Sehingga Yenny Wahid meminta umat Islam tidak mudah mengharamkan sesuatu jika hanya dianggap tidak ada dalam agama.
“Padahal tidak perlu mempertentangkan keduanya. Karena bisa berjalan beriringan. Sama seperti seseorang yang mempertanyakan mau pilih pancasila atau pilih Al-Qur’an. Yang jelas tidak sama. Pertanyaanya saja sudah salah. Apalagi mau jawab. Jadi niali-nilai pancasila ada dalam ayat-ayat Al-Quran, jelas dalam hal ini tidak bertentangan. Sikap ini mudah mengharamkan,” tegasnya.

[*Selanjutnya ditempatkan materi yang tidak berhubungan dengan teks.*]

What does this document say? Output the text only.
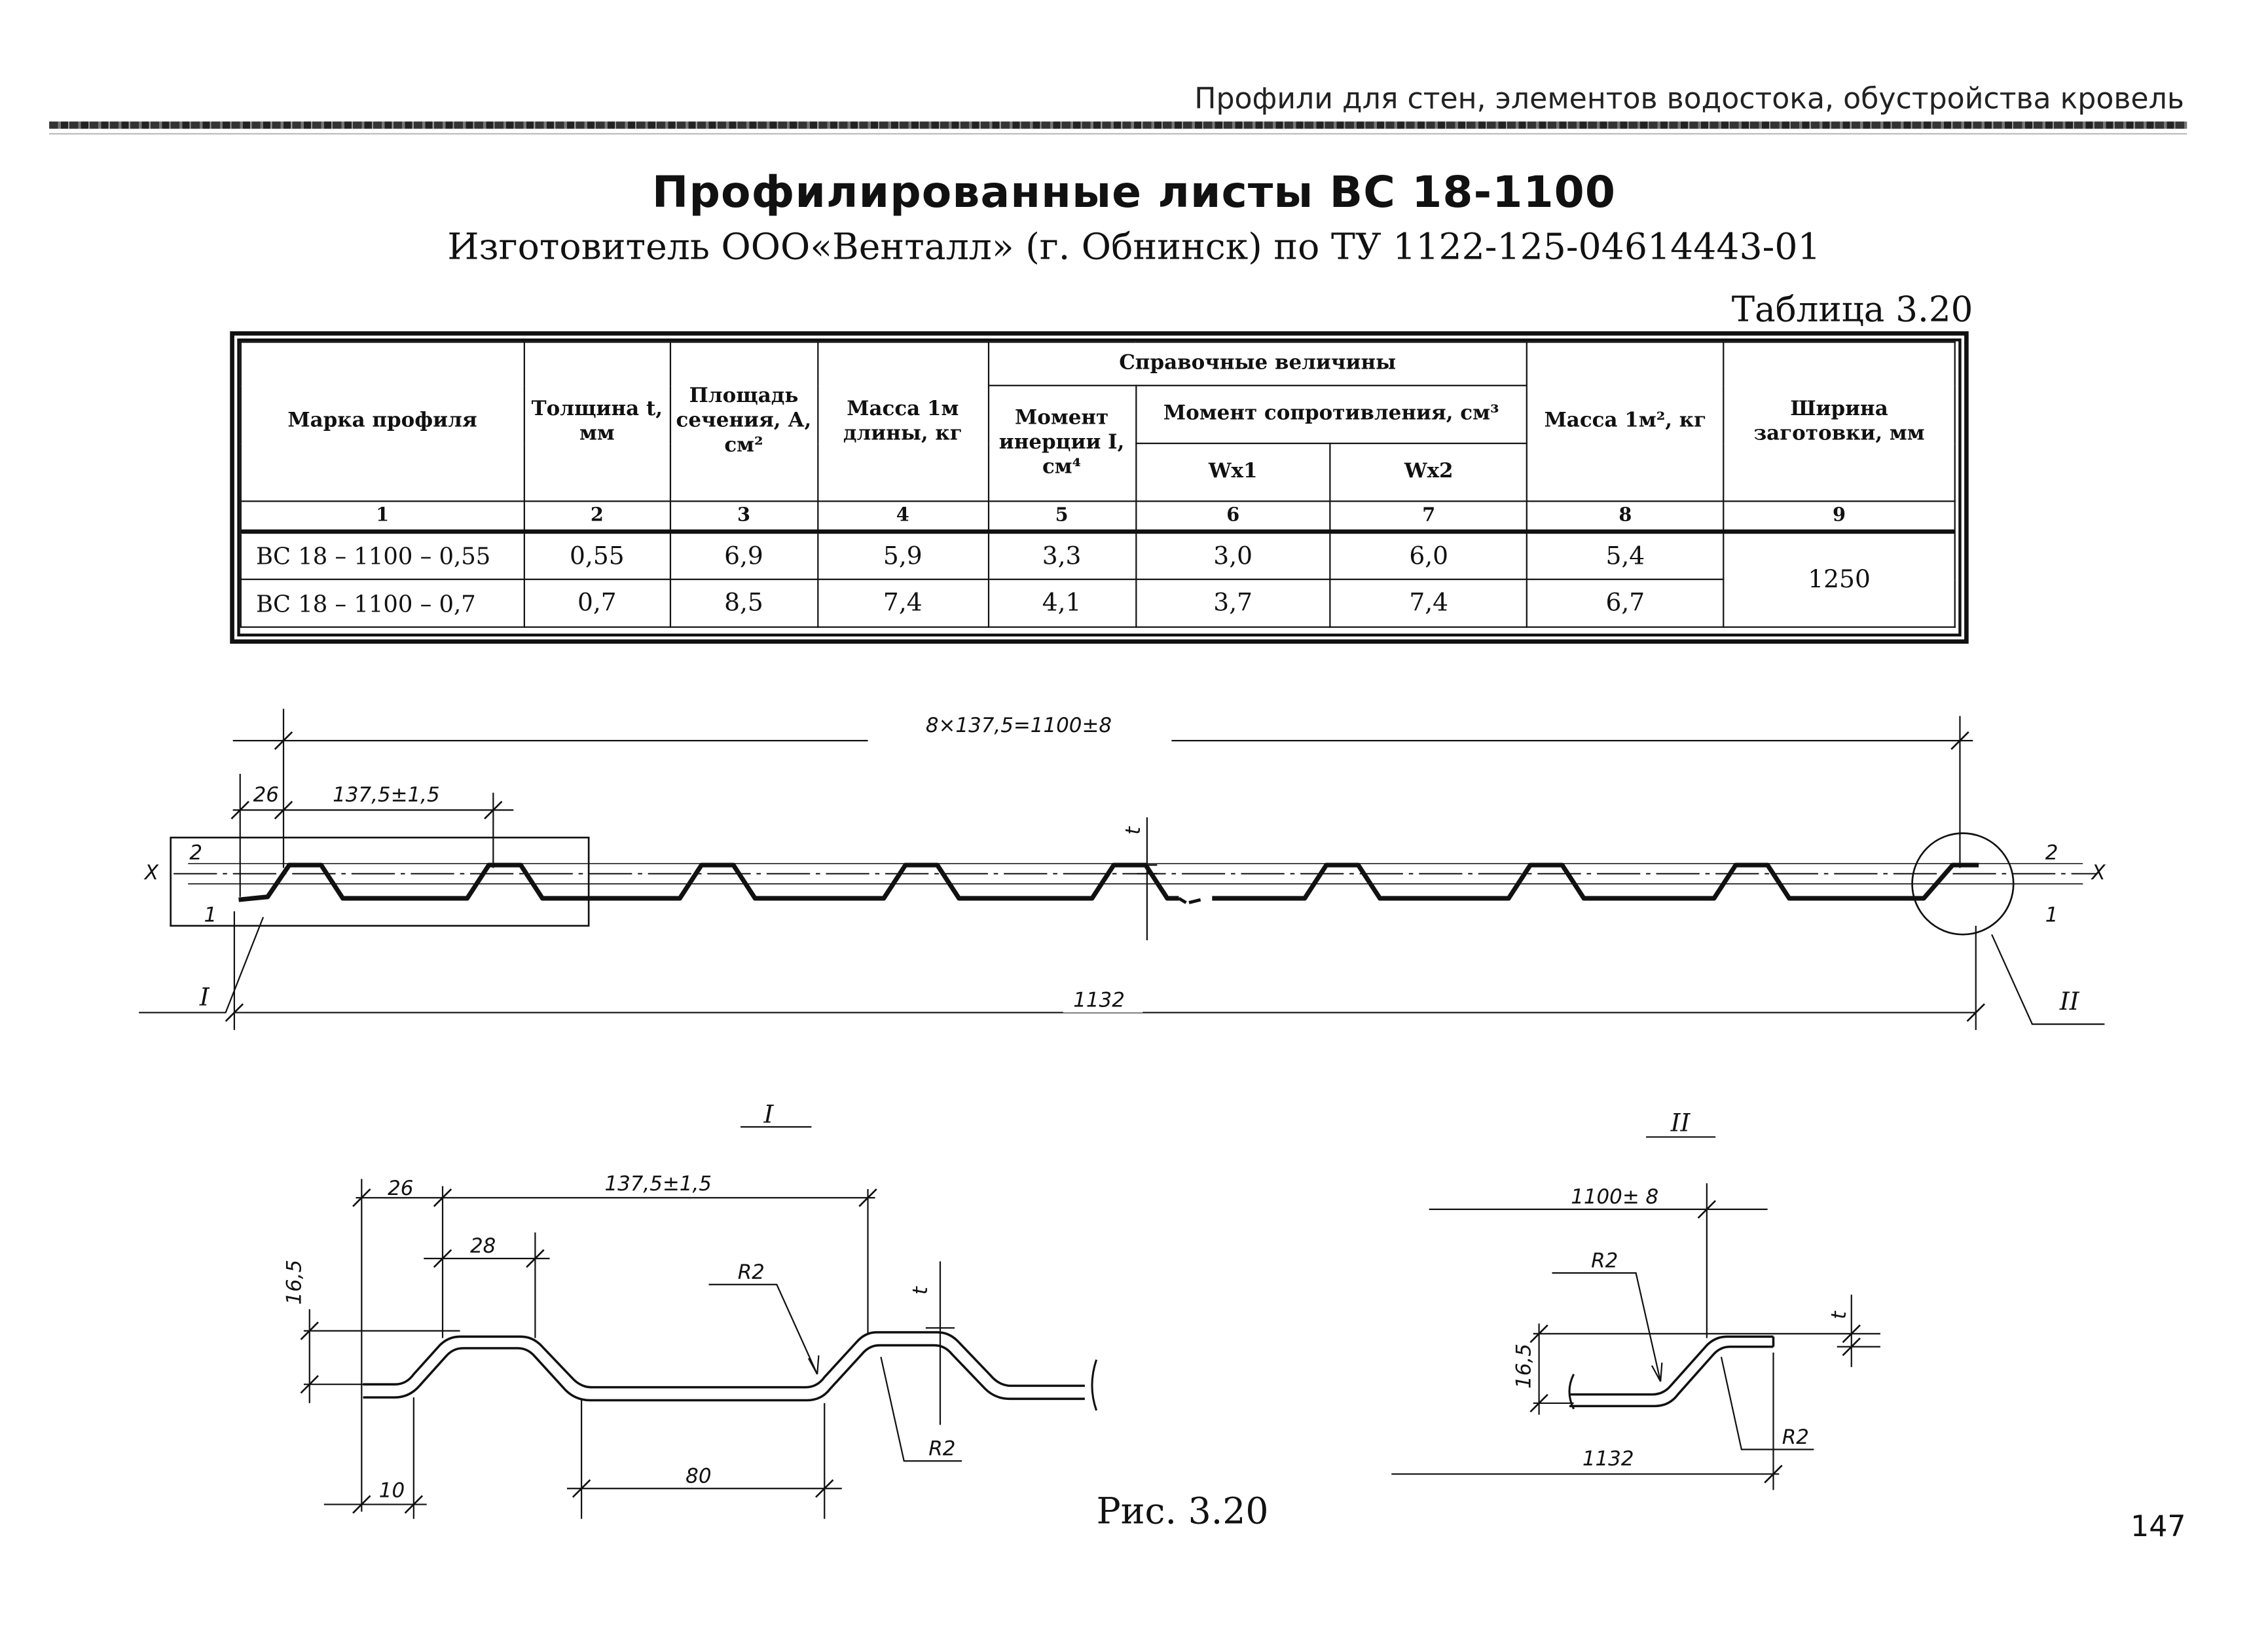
Профили для стен, элементов водостока, обустройства кровель
Профилированные листы ВС 18-1100
Изготовитель ООО«Венталл» (г. Обнинск) по ТУ 1122-125-04614443-01
Таблица 3.20
Марка профиля	Толщина t, мм	Площадь сечения, А, см²	Масса 1м длины, кг	Справочные величины			Масса 1м², кг	Ширина заготовки, мм
				Момент инерции I, см⁴	Момент сопротивления, см³			
					Wx1	Wx2		
1	2	3	4	5	6	7	8	9
ВС 18 – 1100 – 0,55	0,55	6,9	5,9	3,3	3,0	6,0	5,4	1250
ВС 18 – 1100 – 0,7	0,7	8,5	7,4	4,1	3,7	7,4	6,7	
8×137,5=1100±8
26	137,5±1,5
X	X
2
1
2
1
t
I	II
1132
I
26	137,5±1,5
28
16,5	R2
R2
t
10
80
II
1100± 8
R2
R2
16,5
t
1132
Рис. 3.20	147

Yenny Wahid juga menjelaskan, di era dakwah Wali Songo, terkhusus Sunan Kalijaga menjadikan musik dan seni sebagai media dakwah ke masyarakat Jawa. Berkat model dakwah tersebut, banyak masyarakat jadi lebih paham tentang ajaran Islam.
“Saya tidak bisa membayang jika pada era Wali Songo yang sedang dominan adalah pengharaman musik maka sunan Kalijaga tidak bisa berdakwah dengan menggunakan budaya dan seni. Kita berhutang ke Sunan Kalijaga yang sudah menurunkan ilmunya kepada kita dan ulama modern yang menuntun kita dalam beragama,” tandasnya.